Rental prices fell 8% on average in 2008, whilst the supply of properties for rent surged by 300,000 homes in response to plunging property sales, according to a recent article in the Spanish daily ‘Publico’.
Renting is not popular in Spain, at least when it comes to primary residencies. Just 10% of Spanish families live in rented accommodation says the Ministry of Housing, though other experts say the true figure is 9%, compared to a European average of 40%. But things may be changing in response to Spain’s property crisis, says the article in Publico. Potential buyers can’t get mortgage financing, whilst vendors can’t sell their properties, which creates a common interest in the rental market.
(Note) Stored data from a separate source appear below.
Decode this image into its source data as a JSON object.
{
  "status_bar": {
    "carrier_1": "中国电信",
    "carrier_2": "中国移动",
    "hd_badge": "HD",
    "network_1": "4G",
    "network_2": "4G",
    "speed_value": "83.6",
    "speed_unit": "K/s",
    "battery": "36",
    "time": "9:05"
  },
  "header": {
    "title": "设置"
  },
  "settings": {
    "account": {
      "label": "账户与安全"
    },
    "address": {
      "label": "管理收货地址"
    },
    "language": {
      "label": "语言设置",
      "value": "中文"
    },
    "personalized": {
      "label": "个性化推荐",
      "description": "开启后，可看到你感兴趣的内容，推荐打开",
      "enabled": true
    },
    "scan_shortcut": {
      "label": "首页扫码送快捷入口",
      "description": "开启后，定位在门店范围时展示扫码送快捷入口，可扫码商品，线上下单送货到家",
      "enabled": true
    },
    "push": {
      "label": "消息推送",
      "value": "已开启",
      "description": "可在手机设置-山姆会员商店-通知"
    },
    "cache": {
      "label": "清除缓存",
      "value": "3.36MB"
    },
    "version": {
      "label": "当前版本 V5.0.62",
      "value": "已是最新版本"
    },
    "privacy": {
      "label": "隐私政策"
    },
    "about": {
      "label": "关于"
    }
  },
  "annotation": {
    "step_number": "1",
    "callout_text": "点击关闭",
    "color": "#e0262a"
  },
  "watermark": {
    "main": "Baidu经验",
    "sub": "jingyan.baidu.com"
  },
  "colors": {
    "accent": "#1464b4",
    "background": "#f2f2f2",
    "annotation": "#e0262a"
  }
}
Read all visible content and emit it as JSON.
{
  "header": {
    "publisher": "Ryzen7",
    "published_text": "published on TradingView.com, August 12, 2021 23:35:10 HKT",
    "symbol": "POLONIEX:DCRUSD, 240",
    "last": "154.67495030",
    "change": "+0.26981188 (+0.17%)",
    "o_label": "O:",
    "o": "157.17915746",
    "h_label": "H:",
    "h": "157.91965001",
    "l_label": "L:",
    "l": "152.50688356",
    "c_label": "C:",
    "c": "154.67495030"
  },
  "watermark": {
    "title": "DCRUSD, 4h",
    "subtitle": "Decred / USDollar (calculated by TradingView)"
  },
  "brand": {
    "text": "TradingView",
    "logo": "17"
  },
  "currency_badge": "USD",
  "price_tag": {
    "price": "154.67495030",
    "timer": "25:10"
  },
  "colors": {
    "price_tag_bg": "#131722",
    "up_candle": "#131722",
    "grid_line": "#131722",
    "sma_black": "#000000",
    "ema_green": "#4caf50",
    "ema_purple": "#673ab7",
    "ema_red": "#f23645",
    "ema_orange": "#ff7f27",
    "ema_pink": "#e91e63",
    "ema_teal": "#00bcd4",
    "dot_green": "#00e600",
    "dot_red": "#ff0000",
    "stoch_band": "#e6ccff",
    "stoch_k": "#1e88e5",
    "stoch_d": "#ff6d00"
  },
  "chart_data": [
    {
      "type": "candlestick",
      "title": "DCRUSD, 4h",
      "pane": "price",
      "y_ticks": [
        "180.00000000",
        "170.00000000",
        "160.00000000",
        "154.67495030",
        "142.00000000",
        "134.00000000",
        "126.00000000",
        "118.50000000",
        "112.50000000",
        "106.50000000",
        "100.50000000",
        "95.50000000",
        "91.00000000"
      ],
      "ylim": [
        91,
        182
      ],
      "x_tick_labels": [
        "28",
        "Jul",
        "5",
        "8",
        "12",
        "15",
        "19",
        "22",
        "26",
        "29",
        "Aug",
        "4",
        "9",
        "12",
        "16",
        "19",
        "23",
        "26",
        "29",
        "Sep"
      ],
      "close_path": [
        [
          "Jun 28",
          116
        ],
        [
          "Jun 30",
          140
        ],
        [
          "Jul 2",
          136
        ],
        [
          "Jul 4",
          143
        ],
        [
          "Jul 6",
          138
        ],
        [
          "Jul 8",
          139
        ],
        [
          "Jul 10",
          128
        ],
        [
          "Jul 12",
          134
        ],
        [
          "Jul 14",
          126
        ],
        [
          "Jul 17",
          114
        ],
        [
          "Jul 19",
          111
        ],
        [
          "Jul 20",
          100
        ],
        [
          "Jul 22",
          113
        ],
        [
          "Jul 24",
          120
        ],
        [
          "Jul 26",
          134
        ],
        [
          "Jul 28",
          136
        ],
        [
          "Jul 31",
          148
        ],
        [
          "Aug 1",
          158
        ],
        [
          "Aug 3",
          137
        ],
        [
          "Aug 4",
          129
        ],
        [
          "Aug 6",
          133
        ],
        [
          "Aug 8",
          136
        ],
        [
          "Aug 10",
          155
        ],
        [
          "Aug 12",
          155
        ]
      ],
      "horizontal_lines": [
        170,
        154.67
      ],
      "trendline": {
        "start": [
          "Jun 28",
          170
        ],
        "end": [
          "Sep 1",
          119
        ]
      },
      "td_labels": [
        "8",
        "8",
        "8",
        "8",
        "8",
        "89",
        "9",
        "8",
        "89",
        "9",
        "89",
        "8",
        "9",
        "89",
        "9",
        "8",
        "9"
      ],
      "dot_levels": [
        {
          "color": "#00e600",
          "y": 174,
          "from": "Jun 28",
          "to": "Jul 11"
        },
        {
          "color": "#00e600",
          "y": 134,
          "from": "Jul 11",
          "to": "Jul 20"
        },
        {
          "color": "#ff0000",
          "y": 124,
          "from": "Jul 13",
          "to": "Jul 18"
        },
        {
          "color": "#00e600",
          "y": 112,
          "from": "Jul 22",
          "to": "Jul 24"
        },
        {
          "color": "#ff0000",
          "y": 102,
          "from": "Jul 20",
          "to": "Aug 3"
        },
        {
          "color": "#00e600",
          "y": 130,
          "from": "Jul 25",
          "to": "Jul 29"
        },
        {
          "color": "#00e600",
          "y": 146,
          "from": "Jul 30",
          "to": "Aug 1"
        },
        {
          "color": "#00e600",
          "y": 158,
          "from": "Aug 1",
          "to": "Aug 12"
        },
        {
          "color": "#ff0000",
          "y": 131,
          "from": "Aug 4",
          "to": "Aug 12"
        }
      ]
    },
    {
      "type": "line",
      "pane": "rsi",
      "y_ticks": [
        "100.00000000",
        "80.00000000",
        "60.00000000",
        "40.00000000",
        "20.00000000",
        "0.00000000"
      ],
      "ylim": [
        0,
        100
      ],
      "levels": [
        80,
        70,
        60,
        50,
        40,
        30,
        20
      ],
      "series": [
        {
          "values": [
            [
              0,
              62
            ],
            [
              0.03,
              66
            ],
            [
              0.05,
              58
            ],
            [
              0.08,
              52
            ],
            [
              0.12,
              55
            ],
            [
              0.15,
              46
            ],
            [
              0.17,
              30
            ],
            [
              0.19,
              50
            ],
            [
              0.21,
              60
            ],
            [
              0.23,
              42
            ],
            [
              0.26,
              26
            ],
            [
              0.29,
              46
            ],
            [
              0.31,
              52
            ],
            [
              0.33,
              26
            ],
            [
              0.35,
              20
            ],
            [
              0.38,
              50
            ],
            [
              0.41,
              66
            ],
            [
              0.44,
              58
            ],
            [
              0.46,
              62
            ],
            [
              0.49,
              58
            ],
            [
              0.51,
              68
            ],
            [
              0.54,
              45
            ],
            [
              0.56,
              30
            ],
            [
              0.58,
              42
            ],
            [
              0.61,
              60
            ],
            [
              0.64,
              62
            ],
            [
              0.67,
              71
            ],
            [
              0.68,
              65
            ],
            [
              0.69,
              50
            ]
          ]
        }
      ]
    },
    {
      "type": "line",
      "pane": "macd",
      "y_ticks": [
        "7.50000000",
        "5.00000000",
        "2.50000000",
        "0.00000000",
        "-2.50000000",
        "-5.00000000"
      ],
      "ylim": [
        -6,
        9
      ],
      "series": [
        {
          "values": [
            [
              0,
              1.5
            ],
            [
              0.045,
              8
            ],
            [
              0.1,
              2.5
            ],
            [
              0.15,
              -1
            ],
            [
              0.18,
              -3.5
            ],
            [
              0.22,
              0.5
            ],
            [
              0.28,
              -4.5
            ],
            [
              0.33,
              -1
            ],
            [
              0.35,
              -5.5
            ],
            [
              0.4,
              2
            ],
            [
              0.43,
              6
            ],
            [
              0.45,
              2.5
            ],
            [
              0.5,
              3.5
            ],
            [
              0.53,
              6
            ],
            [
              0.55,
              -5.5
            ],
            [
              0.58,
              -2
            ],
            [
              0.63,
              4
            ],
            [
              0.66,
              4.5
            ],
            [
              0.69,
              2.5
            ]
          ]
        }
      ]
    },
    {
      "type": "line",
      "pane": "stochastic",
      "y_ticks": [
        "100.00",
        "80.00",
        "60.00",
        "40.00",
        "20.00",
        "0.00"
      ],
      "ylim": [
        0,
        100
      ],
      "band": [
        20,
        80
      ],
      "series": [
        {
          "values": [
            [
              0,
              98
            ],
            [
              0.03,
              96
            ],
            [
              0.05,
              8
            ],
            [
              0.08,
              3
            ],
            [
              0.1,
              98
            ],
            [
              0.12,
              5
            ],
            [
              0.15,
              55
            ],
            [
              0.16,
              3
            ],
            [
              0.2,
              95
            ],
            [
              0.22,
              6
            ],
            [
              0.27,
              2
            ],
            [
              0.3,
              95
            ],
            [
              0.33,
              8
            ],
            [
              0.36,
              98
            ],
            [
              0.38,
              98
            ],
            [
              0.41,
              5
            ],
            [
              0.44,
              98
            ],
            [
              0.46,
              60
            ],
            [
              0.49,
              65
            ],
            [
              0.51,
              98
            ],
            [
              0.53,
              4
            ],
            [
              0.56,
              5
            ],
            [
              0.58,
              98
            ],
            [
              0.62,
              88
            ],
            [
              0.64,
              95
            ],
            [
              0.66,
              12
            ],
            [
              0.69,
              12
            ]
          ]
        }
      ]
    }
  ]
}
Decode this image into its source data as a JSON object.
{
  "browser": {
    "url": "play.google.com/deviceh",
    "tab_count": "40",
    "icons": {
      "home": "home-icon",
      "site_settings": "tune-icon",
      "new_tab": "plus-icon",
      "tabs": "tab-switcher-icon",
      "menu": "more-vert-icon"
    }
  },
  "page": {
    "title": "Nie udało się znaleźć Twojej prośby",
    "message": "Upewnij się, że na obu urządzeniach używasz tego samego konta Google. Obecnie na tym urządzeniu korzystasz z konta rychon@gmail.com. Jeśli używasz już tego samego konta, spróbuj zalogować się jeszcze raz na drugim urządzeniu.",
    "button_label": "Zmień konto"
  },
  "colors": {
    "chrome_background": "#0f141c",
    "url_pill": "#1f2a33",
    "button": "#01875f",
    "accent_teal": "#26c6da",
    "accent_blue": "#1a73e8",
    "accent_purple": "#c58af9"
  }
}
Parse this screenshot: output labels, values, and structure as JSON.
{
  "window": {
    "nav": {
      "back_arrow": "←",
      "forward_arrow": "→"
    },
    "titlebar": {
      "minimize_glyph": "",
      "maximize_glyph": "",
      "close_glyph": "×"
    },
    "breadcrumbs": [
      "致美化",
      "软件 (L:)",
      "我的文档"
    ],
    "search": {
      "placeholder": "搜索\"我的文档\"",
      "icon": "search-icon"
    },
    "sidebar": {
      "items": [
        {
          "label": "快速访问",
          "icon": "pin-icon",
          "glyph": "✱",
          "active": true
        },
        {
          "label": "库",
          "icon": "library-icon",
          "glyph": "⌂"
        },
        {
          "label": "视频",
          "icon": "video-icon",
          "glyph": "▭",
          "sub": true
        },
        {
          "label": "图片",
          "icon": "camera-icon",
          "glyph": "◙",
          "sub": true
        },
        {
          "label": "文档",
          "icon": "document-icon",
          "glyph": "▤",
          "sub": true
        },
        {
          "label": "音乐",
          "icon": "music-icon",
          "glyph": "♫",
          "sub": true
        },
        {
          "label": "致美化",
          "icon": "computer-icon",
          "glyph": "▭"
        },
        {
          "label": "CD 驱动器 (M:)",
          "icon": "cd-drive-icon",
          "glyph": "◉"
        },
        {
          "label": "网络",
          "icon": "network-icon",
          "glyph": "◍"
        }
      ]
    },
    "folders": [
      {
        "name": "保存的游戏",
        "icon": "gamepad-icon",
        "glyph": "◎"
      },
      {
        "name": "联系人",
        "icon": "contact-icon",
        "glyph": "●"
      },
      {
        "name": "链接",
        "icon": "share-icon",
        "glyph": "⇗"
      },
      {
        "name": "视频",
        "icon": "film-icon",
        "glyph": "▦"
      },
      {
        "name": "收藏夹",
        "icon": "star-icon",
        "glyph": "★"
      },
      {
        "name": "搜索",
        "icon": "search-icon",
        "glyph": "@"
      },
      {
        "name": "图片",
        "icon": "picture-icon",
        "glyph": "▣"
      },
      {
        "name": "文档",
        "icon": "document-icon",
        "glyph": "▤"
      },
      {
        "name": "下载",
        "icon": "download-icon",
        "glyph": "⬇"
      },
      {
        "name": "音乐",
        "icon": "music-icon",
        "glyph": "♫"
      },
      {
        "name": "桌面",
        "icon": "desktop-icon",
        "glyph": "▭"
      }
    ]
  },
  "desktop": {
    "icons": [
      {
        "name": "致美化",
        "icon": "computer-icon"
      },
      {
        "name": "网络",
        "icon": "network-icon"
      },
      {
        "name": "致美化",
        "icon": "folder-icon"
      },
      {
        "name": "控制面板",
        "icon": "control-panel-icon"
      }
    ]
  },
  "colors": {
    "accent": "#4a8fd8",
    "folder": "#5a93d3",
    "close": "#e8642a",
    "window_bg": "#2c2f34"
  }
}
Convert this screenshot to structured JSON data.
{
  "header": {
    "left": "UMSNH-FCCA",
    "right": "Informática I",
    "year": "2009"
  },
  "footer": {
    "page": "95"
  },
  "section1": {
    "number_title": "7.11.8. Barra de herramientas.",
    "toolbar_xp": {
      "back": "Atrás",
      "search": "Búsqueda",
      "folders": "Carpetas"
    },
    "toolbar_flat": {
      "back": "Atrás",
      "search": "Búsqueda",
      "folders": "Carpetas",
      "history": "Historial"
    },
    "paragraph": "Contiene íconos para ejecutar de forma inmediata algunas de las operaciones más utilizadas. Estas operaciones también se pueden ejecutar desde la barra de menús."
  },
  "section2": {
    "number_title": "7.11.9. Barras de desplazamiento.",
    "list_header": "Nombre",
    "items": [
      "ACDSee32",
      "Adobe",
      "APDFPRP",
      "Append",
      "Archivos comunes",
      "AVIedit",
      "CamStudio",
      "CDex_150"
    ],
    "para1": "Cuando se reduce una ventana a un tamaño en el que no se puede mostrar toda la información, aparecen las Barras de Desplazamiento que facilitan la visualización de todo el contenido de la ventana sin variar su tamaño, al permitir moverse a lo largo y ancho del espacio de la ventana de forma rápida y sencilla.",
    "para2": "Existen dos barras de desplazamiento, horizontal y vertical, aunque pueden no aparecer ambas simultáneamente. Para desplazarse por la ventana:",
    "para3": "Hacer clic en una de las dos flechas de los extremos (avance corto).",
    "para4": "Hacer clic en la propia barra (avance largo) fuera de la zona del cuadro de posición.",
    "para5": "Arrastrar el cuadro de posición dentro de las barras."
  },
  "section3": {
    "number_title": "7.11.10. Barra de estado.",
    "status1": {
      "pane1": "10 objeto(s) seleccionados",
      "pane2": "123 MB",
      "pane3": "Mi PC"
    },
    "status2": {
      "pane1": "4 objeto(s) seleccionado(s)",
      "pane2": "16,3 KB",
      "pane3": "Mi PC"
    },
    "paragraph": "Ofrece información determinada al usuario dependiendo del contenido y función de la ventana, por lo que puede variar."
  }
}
The problem for potential landlords is that they are all doing the same thing at the same time. That means the supply of properties for rent is shooting up, pushing down rental prices. Good news for people looking to rent a place to live, of course.
As usual, the figures available from the government aren’t much use for understanding what is going on. The latest figures from the Ministry of Housing are for 2006, so totally out of date, and they aren’t broken down by region. So Publico went to other sources, such as rental agencies, and found that rental prices fell on average by between 7% and 8% last year, to 747 Euros a month for a property of 75m2.
As always, the average can mask big differences between regions. For example, rents in Ourense province (Galicia) rose by 17% over 12 months to January, and by 8% in Álava, according to figures from enalquiler.com, a Spanish rental property website.
At the other extreme was the city of Valencia, where rents fell by 21%, perhaps thanks to a readjustment in rents after the America’s Cup.